Haut Depuis 1968Si la période précédente marque une multiplication des titres, celle qui suit l'instauration du dépôt légal au Québec présente une progression exponentielle enrichissant d'autant le corpus bibliographique québécois dans tous les domaines du savoir. Dès sa création, BAnQ s'engage dans la compilation de la Bibliographie nationale courante et rétrospective, de bibliographies et de catalogues thématiques. C'est aussi l'époque de travaux d'envergure incomparable en histoire : Dictionnaire biographique du Canada; en littérature : Dictionnaire des oeuvres littéraires du Québec; en arts : Encyclopédie de la musique au Canada, Dictionnaire des artistes de langue française en Amérique du Nord; en linguistique : Richesses et particularités de la langue écrite au Québec; mais aussi en sciences où par exemple paraissent de nombreuses rééditions de la Flore Laurentienne , de Marie-Victorin ou en droit où se fait la parution d'un tout nouveau Code civil du Québec. Celui-ci existe aussi sous forme de document électronique tout comme l'Herbier de Marie Victorin. Ces nouveaux types d'édition font entrer BAnQ de plein pied dans les nouvelles technologies.

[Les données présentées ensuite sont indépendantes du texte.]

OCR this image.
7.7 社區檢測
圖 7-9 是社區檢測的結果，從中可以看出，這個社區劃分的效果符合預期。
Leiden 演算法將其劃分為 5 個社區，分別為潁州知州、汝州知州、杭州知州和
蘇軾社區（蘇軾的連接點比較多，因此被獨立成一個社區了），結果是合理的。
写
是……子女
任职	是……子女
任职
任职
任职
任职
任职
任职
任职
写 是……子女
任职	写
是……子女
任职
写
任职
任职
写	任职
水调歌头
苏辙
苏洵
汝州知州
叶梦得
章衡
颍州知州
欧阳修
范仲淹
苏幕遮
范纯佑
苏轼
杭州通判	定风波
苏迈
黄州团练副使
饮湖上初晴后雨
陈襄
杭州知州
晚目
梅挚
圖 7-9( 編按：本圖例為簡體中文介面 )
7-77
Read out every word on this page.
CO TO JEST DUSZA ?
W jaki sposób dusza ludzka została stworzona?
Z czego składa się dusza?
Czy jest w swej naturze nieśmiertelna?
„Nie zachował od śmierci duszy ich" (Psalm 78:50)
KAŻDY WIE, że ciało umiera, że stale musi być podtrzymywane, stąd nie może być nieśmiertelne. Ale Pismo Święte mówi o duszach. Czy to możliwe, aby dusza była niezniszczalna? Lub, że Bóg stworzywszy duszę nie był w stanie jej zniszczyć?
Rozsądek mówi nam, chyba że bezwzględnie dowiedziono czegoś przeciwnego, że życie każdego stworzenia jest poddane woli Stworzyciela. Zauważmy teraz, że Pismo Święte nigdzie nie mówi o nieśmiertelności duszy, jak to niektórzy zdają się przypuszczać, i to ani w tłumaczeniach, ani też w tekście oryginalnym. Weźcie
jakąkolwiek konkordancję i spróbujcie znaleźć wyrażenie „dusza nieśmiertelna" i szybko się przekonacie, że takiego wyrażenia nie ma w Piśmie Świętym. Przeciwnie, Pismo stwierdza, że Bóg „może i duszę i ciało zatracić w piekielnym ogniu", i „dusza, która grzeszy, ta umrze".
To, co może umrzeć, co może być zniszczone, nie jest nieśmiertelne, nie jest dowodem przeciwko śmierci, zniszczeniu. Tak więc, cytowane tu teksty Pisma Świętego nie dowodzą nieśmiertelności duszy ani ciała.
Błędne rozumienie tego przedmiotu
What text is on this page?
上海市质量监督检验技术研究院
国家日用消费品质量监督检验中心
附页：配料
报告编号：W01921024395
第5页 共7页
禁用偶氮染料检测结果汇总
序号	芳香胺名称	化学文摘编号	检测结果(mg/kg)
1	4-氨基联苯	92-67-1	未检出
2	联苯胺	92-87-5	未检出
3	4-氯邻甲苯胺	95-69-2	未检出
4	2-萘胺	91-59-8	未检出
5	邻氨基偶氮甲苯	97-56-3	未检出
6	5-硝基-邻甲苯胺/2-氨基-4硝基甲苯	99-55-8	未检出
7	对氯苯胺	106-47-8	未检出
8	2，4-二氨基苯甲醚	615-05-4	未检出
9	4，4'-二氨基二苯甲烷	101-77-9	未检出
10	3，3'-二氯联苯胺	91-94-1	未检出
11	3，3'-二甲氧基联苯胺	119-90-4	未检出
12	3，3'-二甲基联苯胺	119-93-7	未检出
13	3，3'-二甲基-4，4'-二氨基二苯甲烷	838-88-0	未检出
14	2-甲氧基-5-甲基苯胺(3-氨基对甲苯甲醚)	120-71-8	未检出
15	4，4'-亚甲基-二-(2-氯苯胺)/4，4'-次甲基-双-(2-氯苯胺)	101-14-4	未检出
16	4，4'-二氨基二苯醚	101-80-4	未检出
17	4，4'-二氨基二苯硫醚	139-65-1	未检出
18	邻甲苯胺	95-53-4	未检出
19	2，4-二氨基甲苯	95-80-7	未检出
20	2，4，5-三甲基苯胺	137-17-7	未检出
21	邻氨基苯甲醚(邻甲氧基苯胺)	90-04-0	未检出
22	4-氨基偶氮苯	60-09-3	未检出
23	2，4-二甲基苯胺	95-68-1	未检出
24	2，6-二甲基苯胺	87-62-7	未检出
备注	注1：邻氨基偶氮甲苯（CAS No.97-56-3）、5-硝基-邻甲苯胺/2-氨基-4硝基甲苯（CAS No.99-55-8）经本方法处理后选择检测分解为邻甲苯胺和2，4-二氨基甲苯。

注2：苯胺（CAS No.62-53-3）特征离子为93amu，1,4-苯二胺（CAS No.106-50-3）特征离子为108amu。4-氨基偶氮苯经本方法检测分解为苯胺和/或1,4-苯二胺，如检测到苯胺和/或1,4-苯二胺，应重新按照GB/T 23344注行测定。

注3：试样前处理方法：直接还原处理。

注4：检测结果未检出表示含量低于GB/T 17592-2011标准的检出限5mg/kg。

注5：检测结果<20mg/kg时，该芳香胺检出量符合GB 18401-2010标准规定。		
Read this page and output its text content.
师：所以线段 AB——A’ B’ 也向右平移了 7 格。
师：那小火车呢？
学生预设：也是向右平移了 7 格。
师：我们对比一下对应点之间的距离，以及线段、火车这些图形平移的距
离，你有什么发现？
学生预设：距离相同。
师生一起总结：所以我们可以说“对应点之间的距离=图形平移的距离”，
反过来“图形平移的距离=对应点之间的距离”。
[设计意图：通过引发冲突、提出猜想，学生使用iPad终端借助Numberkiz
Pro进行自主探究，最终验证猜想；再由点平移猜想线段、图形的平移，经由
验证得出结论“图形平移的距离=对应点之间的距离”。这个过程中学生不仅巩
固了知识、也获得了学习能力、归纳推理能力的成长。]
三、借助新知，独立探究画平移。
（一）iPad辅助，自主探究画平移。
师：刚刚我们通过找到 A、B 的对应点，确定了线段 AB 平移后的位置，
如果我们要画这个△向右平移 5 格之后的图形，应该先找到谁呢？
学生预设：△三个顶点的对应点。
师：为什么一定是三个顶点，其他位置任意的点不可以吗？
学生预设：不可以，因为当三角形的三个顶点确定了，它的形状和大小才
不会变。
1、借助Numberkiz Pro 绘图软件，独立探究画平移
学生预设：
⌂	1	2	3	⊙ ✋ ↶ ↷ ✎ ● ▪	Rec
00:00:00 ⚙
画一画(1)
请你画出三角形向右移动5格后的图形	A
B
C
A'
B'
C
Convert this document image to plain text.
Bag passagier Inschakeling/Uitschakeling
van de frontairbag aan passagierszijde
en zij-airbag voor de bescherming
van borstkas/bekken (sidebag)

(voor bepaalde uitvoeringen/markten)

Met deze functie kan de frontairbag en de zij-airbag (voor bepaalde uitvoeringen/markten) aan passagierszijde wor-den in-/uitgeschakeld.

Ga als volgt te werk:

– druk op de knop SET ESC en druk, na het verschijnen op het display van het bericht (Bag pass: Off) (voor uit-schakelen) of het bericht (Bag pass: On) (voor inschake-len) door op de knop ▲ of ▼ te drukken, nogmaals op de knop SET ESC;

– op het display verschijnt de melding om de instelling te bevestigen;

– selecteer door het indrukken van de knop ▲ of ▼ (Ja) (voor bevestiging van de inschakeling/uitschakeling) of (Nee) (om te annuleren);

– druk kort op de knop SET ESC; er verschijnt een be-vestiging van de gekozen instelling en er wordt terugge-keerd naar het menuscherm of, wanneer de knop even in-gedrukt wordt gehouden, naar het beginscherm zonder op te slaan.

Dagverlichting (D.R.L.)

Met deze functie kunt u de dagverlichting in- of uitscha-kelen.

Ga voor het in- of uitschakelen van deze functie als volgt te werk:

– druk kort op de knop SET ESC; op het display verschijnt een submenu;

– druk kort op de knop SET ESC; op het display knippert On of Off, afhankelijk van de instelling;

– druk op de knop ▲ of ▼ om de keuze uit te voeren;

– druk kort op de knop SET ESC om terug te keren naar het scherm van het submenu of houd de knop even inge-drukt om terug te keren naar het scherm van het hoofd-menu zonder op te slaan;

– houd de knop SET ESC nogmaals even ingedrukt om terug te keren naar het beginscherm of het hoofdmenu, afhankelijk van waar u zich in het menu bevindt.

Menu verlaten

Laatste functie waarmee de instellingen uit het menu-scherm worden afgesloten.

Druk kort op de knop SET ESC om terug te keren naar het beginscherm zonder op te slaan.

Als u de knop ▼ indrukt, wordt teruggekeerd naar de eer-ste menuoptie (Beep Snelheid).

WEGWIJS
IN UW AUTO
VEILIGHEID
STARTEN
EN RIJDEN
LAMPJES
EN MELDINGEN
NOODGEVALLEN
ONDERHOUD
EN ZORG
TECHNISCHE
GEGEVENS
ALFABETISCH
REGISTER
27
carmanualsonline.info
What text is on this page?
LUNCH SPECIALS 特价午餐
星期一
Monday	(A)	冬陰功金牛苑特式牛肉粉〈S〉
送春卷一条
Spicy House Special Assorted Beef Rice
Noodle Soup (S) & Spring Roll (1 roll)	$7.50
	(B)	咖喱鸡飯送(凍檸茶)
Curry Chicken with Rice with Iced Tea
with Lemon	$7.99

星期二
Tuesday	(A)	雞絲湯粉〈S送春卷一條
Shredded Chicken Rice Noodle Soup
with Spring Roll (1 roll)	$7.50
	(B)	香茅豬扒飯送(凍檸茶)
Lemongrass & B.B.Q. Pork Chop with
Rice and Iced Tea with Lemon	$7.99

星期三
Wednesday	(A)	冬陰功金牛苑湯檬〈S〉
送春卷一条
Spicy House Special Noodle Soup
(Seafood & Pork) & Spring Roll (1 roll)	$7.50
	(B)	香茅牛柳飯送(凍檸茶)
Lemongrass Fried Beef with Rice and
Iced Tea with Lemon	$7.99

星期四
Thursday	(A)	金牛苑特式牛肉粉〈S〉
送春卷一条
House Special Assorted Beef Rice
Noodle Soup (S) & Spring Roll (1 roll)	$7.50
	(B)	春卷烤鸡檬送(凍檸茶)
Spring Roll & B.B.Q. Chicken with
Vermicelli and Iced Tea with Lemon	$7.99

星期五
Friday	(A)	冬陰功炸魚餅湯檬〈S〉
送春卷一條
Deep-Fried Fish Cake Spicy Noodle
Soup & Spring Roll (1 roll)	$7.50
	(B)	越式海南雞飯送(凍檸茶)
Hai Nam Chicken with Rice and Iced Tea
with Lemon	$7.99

Il faut aussi souligner l'intérêt grandissant de nombreux auteurs pour le patrimoine qui fournit de nombreux auteurs dont Michel Lessard et Jean-Claude Marsan. La richesse éditoriale est particulièrement évidente du côté littéraire par la prolifération des auteurs. Certains, comme Michel Tremblay, Anne Hébert ou Marie-Claire Blais, vont assez bien illustrer l'abondance littéraire depuis une trentaine d'années.